Educating staff about IT security risks and measures they should take to avoid compromising system integrity is a critical enterprise activity, according to a senior federal government security official. Robert Campbell, Assistant Secretary in the Information Security Group of the Defence Signals Directorate, told the Government Technology World conference in Canberra yesterday that user behaviour is a powerful factor in network security.

Educating staff about IT security risks and measures they should take to avoid compromising system integrity is a critical enterprise activity, according to a senior federal government security official.

Robert Campbell, Assistant Secretary in the Information Security Group of the Defence Signals Directorate, told the Government Technology World conference in Canberra yesterday that user behaviour is a powerful factor in network security.

Uneducated users are a major source of vulnerability because the majority of attacks require a user to activate a corrupt attachment.

"Most Trojans require people to double-click and unfortunately we have created an environment where people are happy to double-click," Campbell said.

But educated users can provide IT managers with early warning of an attack.

"When they see something they think they shouldn't see, when they see an e-mail they didn't send, they can actually be one of our greater allies in terms of protection of the information that we have a charter to protect".

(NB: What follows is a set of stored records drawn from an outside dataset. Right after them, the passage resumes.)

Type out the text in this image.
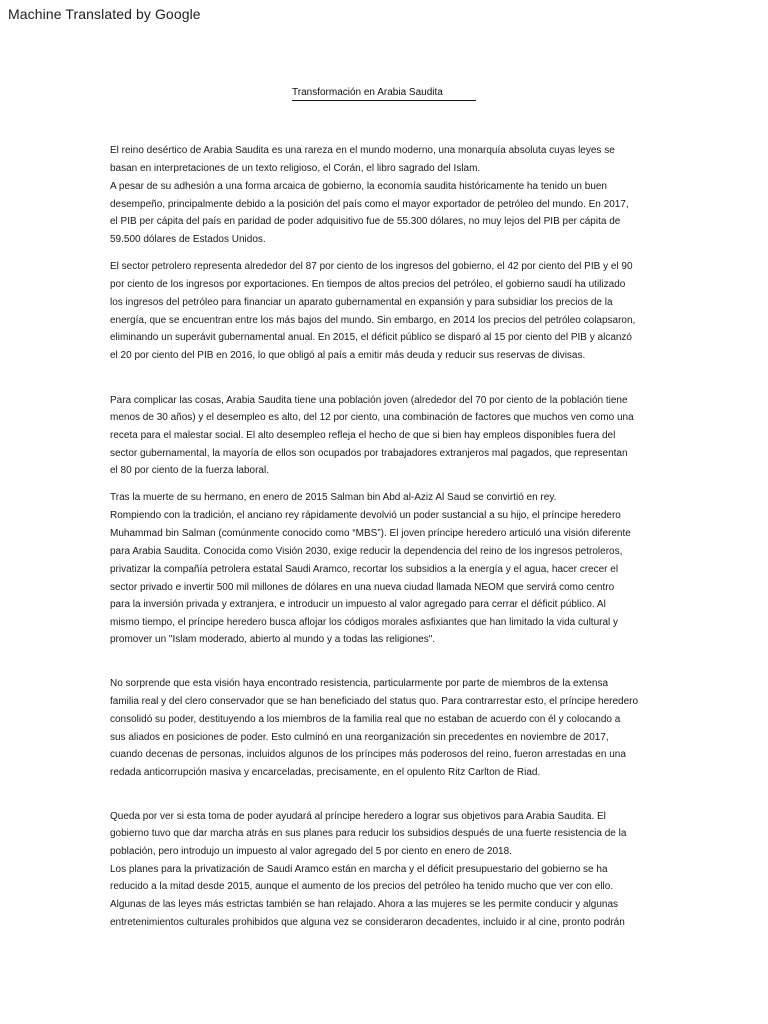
Machine Translated by Google
Transformación en Arabia Saudita
El reino desértico de Arabia Saudita es una rareza en el mundo moderno, una monarquía absoluta cuyas leyes se
basan en interpretaciones de un texto religioso, el Corán, el libro sagrado del Islam.
A pesar de su adhesión a una forma arcaica de gobierno, la economía saudita históricamente ha tenido un buen
desempeño, principalmente debido a la posición del país como el mayor exportador de petróleo del mundo. En 2017,
el PIB per cápita del país en paridad de poder adquisitivo fue de 55.300 dólares, no muy lejos del PIB per cápita de
59.500 dólares de Estados Unidos.
El sector petrolero representa alrededor del 87 por ciento de los ingresos del gobierno, el 42 por ciento del PIB y el 90
por ciento de los ingresos por exportaciones. En tiempos de altos precios del petróleo, el gobierno saudí ha utilizado
los ingresos del petróleo para financiar un aparato gubernamental en expansión y para subsidiar los precios de la
energía, que se encuentran entre los más bajos del mundo. Sin embargo, en 2014 los precios del petróleo colapsaron,
eliminando un superávit gubernamental anual. En 2015, el déficit público se disparó al 15 por ciento del PIB y alcanzó
el 20 por ciento del PIB en 2016, lo que obligó al país a emitir más deuda y reducir sus reservas de divisas.
Para complicar las cosas, Arabia Saudita tiene una población joven (alrededor del 70 por ciento de la población tiene
menos de 30 años) y el desempleo es alto, del 12 por ciento, una combinación de factores que muchos ven como una
receta para el malestar social. El alto desempleo refleja el hecho de que si bien hay empleos disponibles fuera del
sector gubernamental, la mayoría de ellos son ocupados por trabajadores extranjeros mal pagados, que representan
el 80 por ciento de la fuerza laboral.
Tras la muerte de su hermano, en enero de 2015 Salman bin Abd al-Aziz Al Saud se convirtió en rey.
Rompiendo con la tradición, el anciano rey rápidamente devolvió un poder sustancial a su hijo, el príncipe heredero
Muhammad bin Salman (comúnmente conocido como “MBS”). El joven príncipe heredero articuló una visión diferente
para Arabia Saudita. Conocida como Visión 2030, exige reducir la dependencia del reino de los ingresos petroleros,
privatizar la compañía petrolera estatal Saudi Aramco, recortar los subsidios a la energía y el agua, hacer crecer el
sector privado e invertir 500 mil millones de dólares en una nueva ciudad llamada NEOM que servirá como centro
para la inversión privada y extranjera, e introducir un impuesto al valor agregado para cerrar el déficit público. Al
mismo tiempo, el príncipe heredero busca aflojar los códigos morales asfixiantes que han limitado la vida cultural y
promover un "Islam moderado, abierto al mundo y a todas las religiones".
No sorprende que esta visión haya encontrado resistencia, particularmente por parte de miembros de la extensa
familia real y del clero conservador que se han beneficiado del status quo. Para contrarrestar esto, el príncipe heredero
consolidó su poder, destituyendo a los miembros de la familia real que no estaban de acuerdo con él y colocando a
sus aliados en posiciones de poder. Esto culminó en una reorganización sin precedentes en noviembre de 2017,
cuando decenas de personas, incluidos algunos de los príncipes más poderosos del reino, fueron arrestadas en una
redada anticorrupción masiva y encarceladas, precisamente, en el opulento Ritz Carlton de Riad.
Queda por ver si esta toma de poder ayudará al príncipe heredero a lograr sus objetivos para Arabia Saudita. El
gobierno tuvo que dar marcha atrás en sus planes para reducir los subsidios después de una fuerte resistencia de la
población, pero introdujo un impuesto al valor agregado del 5 por ciento en enero de 2018.
Los planes para la privatización de Saudi Aramco están en marcha y el déficit presupuestario del gobierno se ha
reducido a la mitad desde 2015, aunque el aumento de los precios del petróleo ha tenido mucho que ver con ello.
Algunas de las leyes más estrictas también se han relajado. Ahora a las mujeres se les permite conducir y algunas
entretenimientos culturales prohibidos que alguna vez se consideraron decadentes, incluido ir al cine, pronto podrán
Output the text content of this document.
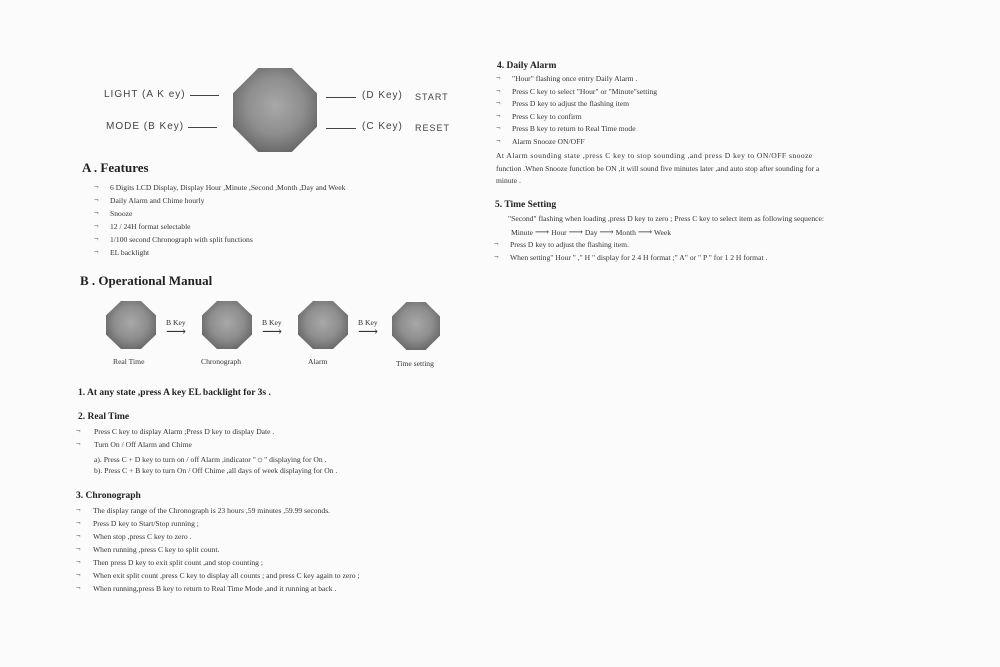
LIGHT (A K ey)
MODE (B Key)
(D Key) START
(C Key) RESET
A . Features
¬ 6 Digits LCD Display, Display Hour ,Minute ,Second ,Month ,Day and Week
¬ Daily Alarm and Chime hourly
¬ Snooze
¬ 12 / 24H format selectable
¬ 1/100 second Chronograph with split functions
¬ EL backlight
B . Operational Manual
B Key
⟶
B Key
⟶
B Key
⟶
Real Time	Chronograph	Alarm	Time setting
1. At any state ,press A key EL backlight for 3s .
2. Real Time
¬ Press C key to display Alarm ;Press D key to display Date .
¬ Turn On / Off Alarm and Chime
a). Press C + D key to turn on / off Alarm ,indicator "☼" displaying for On .
b). Press C + B key to turn On / Off Chime ,all days of week displaying for On .
3. Chronograph
¬ The display range of the Chronograph is 23 hours ,59 minutes ,59.99 seconds.
¬ Press D key to Start/Stop running ;
¬ When stop ,press C key to zero .
¬ When running ,press C key to split count.
¬ Then press D key to exit split count ,and stop counting ;
¬ When exit split count ,press C key to display all counts ; and press C key again to zero ;
¬ When running,press B key to return to Real Time Mode ,and it running at back .
4. Daily Alarm
¬ "Hour" flashing once entry Daily Alarm .
¬ Press C key to select "Hour" or "Minute"setting
¬ Press D key to adjust the flashing item
¬ Press C key to confirm
¬ Press B key to return to Real Time mode
¬ Alarm Snooze ON/OFF
At Alarm sounding state ,press C key to stop sounding ,and press D key to ON/OFF snooze
function .When Snooze function be ON ,it will sound five minutes later ,and auto stop after sounding for a
minute .
5. Time Setting
"Second" flashing when loading ,press D key to zero ; Press C key to select item as following sequence:
Minute ⟶ Hour ⟶ Day ⟶ Month ⟶ Week
¬ Press D key to adjust the flashing item.
¬ When setting" Hour " ," H " display for 2 4 H format ;" A" or " P " for 1 2 H format .
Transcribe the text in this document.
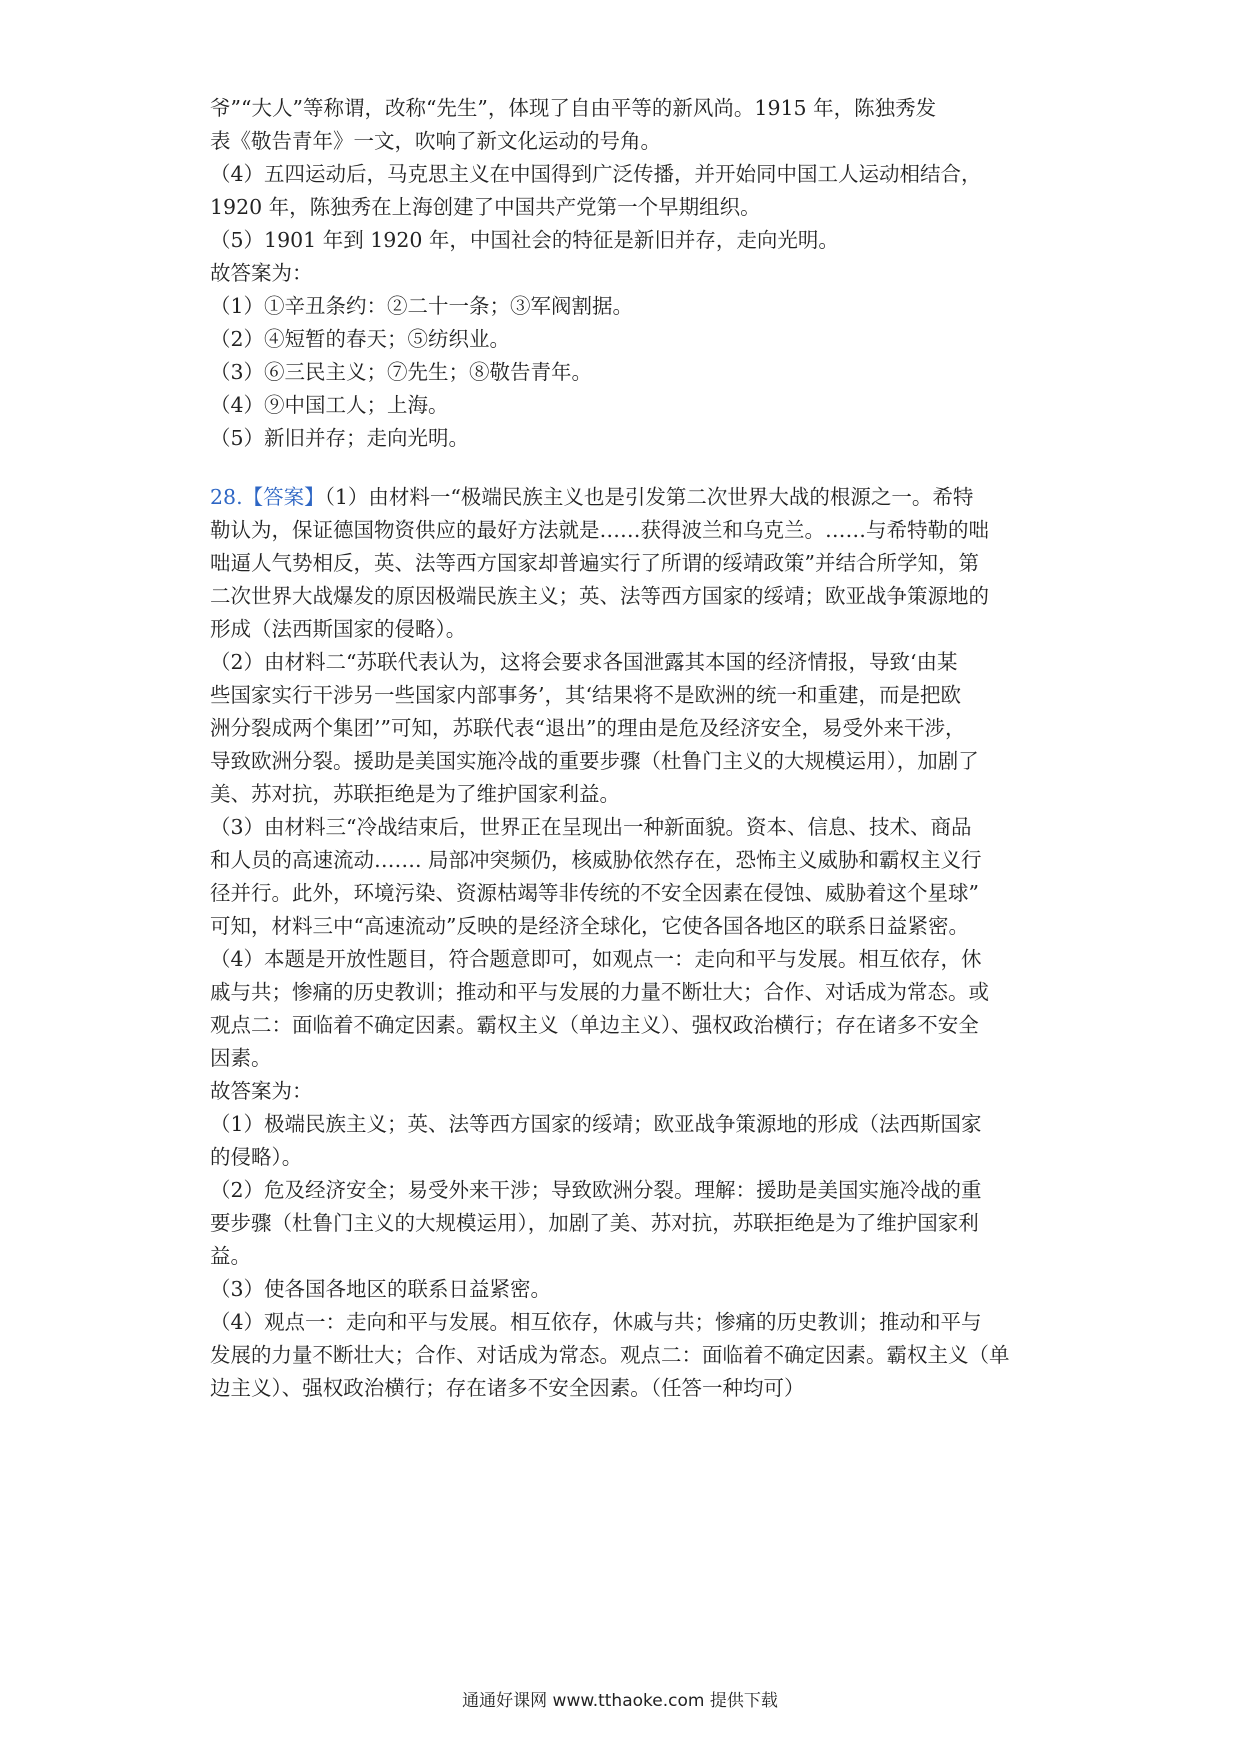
爷”“大人”等称谓，改称“先生”，体现了自由平等的新风尚。1915 年，陈独秀发
表《敬告青年》一文，吹响了新文化运动的号角。
（4）五四运动后，马克思主义在中国得到广泛传播，并开始同中国工人运动相结合，
1920 年，陈独秀在上海创建了中国共产党第一个早期组织。
（5）1901 年到 1920 年，中国社会的特征是新旧并存，走向光明。
故答案为：
（1）①辛丑条约：②二十一条；③军阀割据。
（2）④短暂的春天；⑤纺织业。
（3）⑥三民主义；⑦先生；⑧敬告青年。
（4）⑨中国工人；上海。
（5）新旧并存；走向光明。
28.【答案】（1）由材料一“极端民族主义也是引发第二次世界大战的根源之一。希特
勒认为，保证德国物资供应的最好方法就是……获得波兰和乌克兰。……与希特勒的咄
咄逼人气势相反，英、法等西方国家却普遍实行了所谓的绥靖政策”并结合所学知，第
二次世界大战爆发的原因极端民族主义；英、法等西方国家的绥靖；欧亚战争策源地的
形成（法西斯国家的侵略）。
（2）由材料二“苏联代表认为，这将会要求各国泄露其本国的经济情报，导致‘由某
些国家实行干涉另一些国家内部事务’，其‘结果将不是欧洲的统一和重建，而是把欧
洲分裂成两个集团’”可知，苏联代表“退出”的理由是危及经济安全，易受外来干涉，
导致欧洲分裂。援助是美国实施冷战的重要步骤（杜鲁门主义的大规模运用），加剧了
美、苏对抗，苏联拒绝是为了维护国家利益。
（3）由材料三“冷战结束后，世界正在呈现出一种新面貌。资本、信息、技术、商品
和人员的高速流动……. 局部冲突频仍，核威胁依然存在，恐怖主义威胁和霸权主义行
径并行。此外，环境污染、资源枯竭等非传统的不安全因素在侵蚀、威胁着这个星球”
可知，材料三中“高速流动”反映的是经济全球化，它使各国各地区的联系日益紧密。
（4）本题是开放性题目，符合题意即可，如观点一：走向和平与发展。相互依存，休
戚与共；惨痛的历史教训；推动和平与发展的力量不断壮大；合作、对话成为常态。或
观点二：面临着不确定因素。霸权主义（单边主义）、强权政治横行；存在诸多不安全
因素。
故答案为：
（1）极端民族主义；英、法等西方国家的绥靖；欧亚战争策源地的形成（法西斯国家
的侵略）。
（2）危及经济安全；易受外来干涉；导致欧洲分裂。理解：援助是美国实施冷战的重
要步骤（杜鲁门主义的大规模运用），加剧了美、苏对抗，苏联拒绝是为了维护国家利
益。
（3）使各国各地区的联系日益紧密。
（4）观点一：走向和平与发展。相互依存，休戚与共；惨痛的历史教训；推动和平与
发展的力量不断壮大；合作、对话成为常态。观点二：面临着不确定因素。霸权主义（单
边主义）、强权政治横行；存在诸多不安全因素。（任答一种均可）
通通好课网 www.tthaoke.com 提供下载
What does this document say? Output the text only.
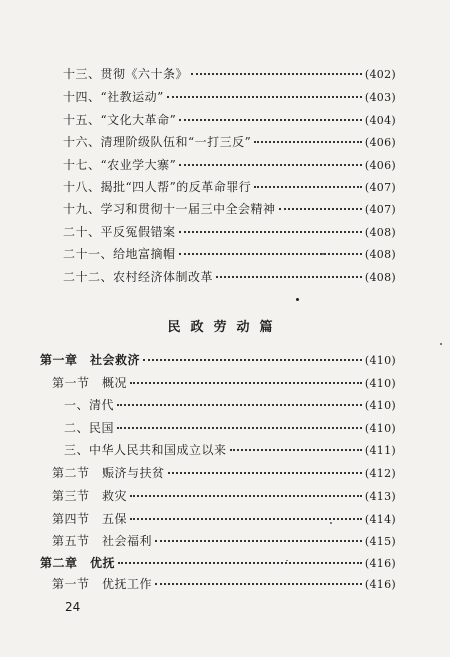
十三、贯彻《六十条》	(402)
十四、“社教运动”	(403)
十五、“文化大革命”	(404)
十六、清理阶级队伍和“一打三反”	(406)
十七、“农业学大寨”	(406)
十八、揭批“四人帮”的反革命罪行	(407)
十九、学习和贯彻十一届三中全会精神	(407)
二十、平反冤假错案	(408)
二十一、给地富摘帽	(408)
二十二、农村经济体制改革	(408)
民政劳动篇
第一章　社会救济	(410)
第一节　概况	(410)
一、清代	(410)
二、民国	(410)
三、中华人民共和国成立以来	(411)
第二节　赈济与扶贫	(412)
第三节　救灾	(413)
第四节　五保	(414)
第五节　社会福利	(415)
第二章　优抚	(416)
第一节　优抚工作	(416)
24
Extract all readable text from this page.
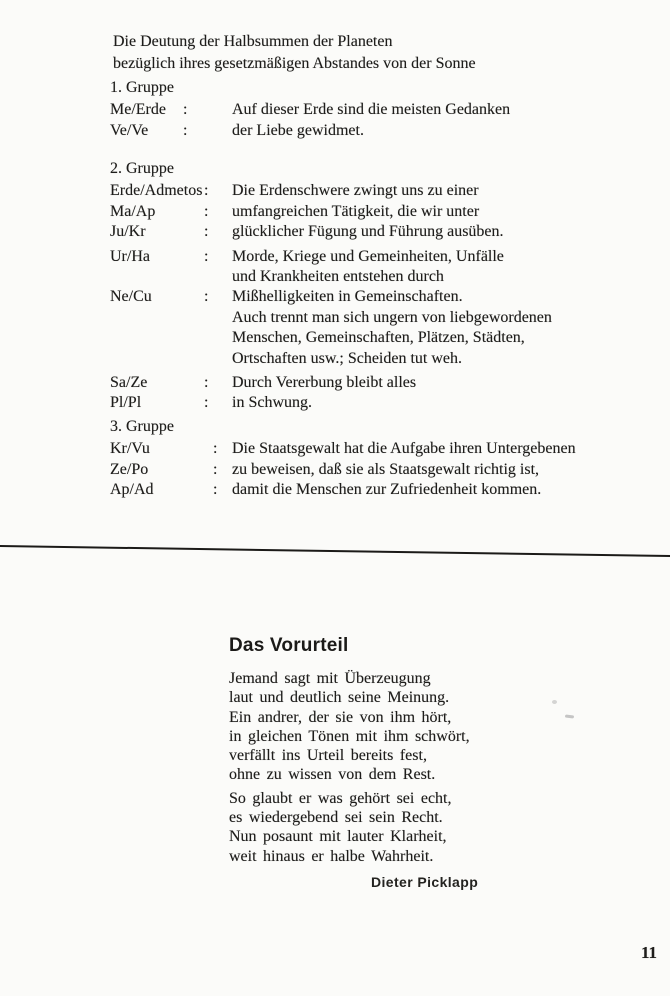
Die Deutung der Halbsummen der Planeten
bezüglich ihres gesetzmäßigen Abstandes von der Sonne
1. Gruppe
Me/Erde :	Auf dieser Erde sind die meisten Gedanken
Ve/Ve :	der Liebe gewidmet.
2. Gruppe
Erde/Admetos : Die Erdenschwere zwingt uns zu einer
Ma/Ap	: umfangreichen Tätigkeit, die wir unter
Ju/Kr	: glücklicher Fügung und Führung ausüben.
Ur/Ha	: Morde, Kriege und Gemeinheiten, Unfälle
und Krankheiten entstehen durch
Ne/Cu	: Mißhelligkeiten in Gemeinschaften.
Auch trennt man sich ungern von liebgewordenen
Menschen, Gemeinschaften, Plätzen, Städten,
Ortschaften usw.; Scheiden tut weh.
Sa/Ze	: Durch Vererbung bleibt alles
Pl/Pl	: in Schwung.
3. Gruppe
Kr/Vu	: Die Staatsgewalt hat die Aufgabe ihren Untergebenen
Ze/Po	: zu beweisen, daß sie als Staatsgewalt richtig ist,
Ap/Ad	: damit die Menschen zur Zufriedenheit kommen.
Das Vorurteil
Jemand sagt mit Überzeugung
laut und deutlich seine Meinung.
Ein andrer, der sie von ihm hört,
in gleichen Tönen mit ihm schwört,
verfällt ins Urteil bereits fest,
ohne zu wissen von dem Rest.
So glaubt er was gehört sei echt,
es wiedergebend sei sein Recht.
Nun posaunt mit lauter Klarheit,
weit hinaus er halbe Wahrheit.
Dieter Picklapp
11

He said user education was a necessary part of an overall approach from IT security professionals to mitigate risk rather than seeking to eliminate it by denying available functionality to staff or clients.

"It's not about turning to people and saying 'You cannot do this' because, if you say that, IT security will lose," he said.

"It's about working with the client community to work out how we deliver the requirement".

He said there was also a need for IT managers to overcome complacency about the robustness of standard operating environments rather than relying mainly on firewalls and other perimeter protections.

"It can be difficult to get through a firewall, but once people are on the inside it's generally soft and gooey and people can get a lot of information".